Razvan Dragomirescu:
Ivan, according to https://www.torproject.org/docs/hidden-services.html.en (maybe I misunderstood it), at Step 4, the client sends an _encrypted_ packet to the hidden service, so the hidden service needs to be able to decrypt that packet. So the key on the card needs to be used both for signing the HS registration and for decrypting the packets during the initial handshake, isn't this correct?
Not exactly. The trick is that keys are not the same. For more details have a look at the specifications [1]. There is a "permanent key" ("holds the name", signs descriptors) and an "onion key" [2] for each Introduction Point to communicate with the HS. So the "nameholder" key ("permanent") is used only for signing descriptor with a list of IPs and corresponding keys.

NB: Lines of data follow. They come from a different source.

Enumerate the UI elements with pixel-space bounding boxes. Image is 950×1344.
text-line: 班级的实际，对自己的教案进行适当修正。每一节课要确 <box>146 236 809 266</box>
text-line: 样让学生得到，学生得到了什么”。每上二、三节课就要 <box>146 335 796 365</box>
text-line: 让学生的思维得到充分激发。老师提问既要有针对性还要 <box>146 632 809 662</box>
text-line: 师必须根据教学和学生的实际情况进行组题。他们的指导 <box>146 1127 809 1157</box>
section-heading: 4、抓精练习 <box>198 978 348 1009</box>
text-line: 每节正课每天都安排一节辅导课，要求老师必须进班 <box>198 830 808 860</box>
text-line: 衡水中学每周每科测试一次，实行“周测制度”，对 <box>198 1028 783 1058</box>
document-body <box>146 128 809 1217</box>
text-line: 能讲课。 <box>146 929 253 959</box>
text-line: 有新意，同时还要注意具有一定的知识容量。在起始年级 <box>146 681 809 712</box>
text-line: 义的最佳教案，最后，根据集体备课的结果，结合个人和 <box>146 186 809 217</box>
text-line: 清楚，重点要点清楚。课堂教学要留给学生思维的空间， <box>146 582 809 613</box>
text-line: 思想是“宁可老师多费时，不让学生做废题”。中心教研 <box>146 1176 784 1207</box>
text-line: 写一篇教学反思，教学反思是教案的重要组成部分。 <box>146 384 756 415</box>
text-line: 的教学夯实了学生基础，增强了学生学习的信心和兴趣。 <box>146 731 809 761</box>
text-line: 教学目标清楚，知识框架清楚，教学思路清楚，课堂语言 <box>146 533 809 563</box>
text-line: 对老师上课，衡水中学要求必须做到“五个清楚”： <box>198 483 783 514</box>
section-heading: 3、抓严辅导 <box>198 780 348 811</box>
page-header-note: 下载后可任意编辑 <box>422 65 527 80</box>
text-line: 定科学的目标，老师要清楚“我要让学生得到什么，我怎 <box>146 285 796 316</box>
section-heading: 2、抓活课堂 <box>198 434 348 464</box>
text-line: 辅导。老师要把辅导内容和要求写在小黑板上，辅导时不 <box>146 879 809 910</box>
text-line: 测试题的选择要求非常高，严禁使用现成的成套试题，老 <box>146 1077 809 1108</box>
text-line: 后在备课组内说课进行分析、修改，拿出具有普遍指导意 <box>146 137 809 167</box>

As far as I could tell, there is no way to tell Tor to use a smartcard in any phase of the protocol, your OnionBalance tool simply handles the registration by itself (outside of Tor).
Yes, there is no support for SCs in little-t-tor itself. What OB is doing is just a combining some IPs (from backend instances) into frontend instance descriptor, signing it and then publishing it via tor.
btw, OnionBalace is not my project [3].
Regarding bandwidth, this is for an Internet of Things project, there's very little data going back and forth, I only plan to use the Tor network because it's a very good way of establishing point to point circuits in a decentralized manner. The alternative would be to use something like PubNub or Amazon's new IoT service, but those would depend on PubNub/Amazon.
As I said before it may not fit your purpose. :) I still don't think that decrypting via SC is necessary. If somebody already knows your backend keys then certainly they know any of your data on this machine. Maybe I missed something.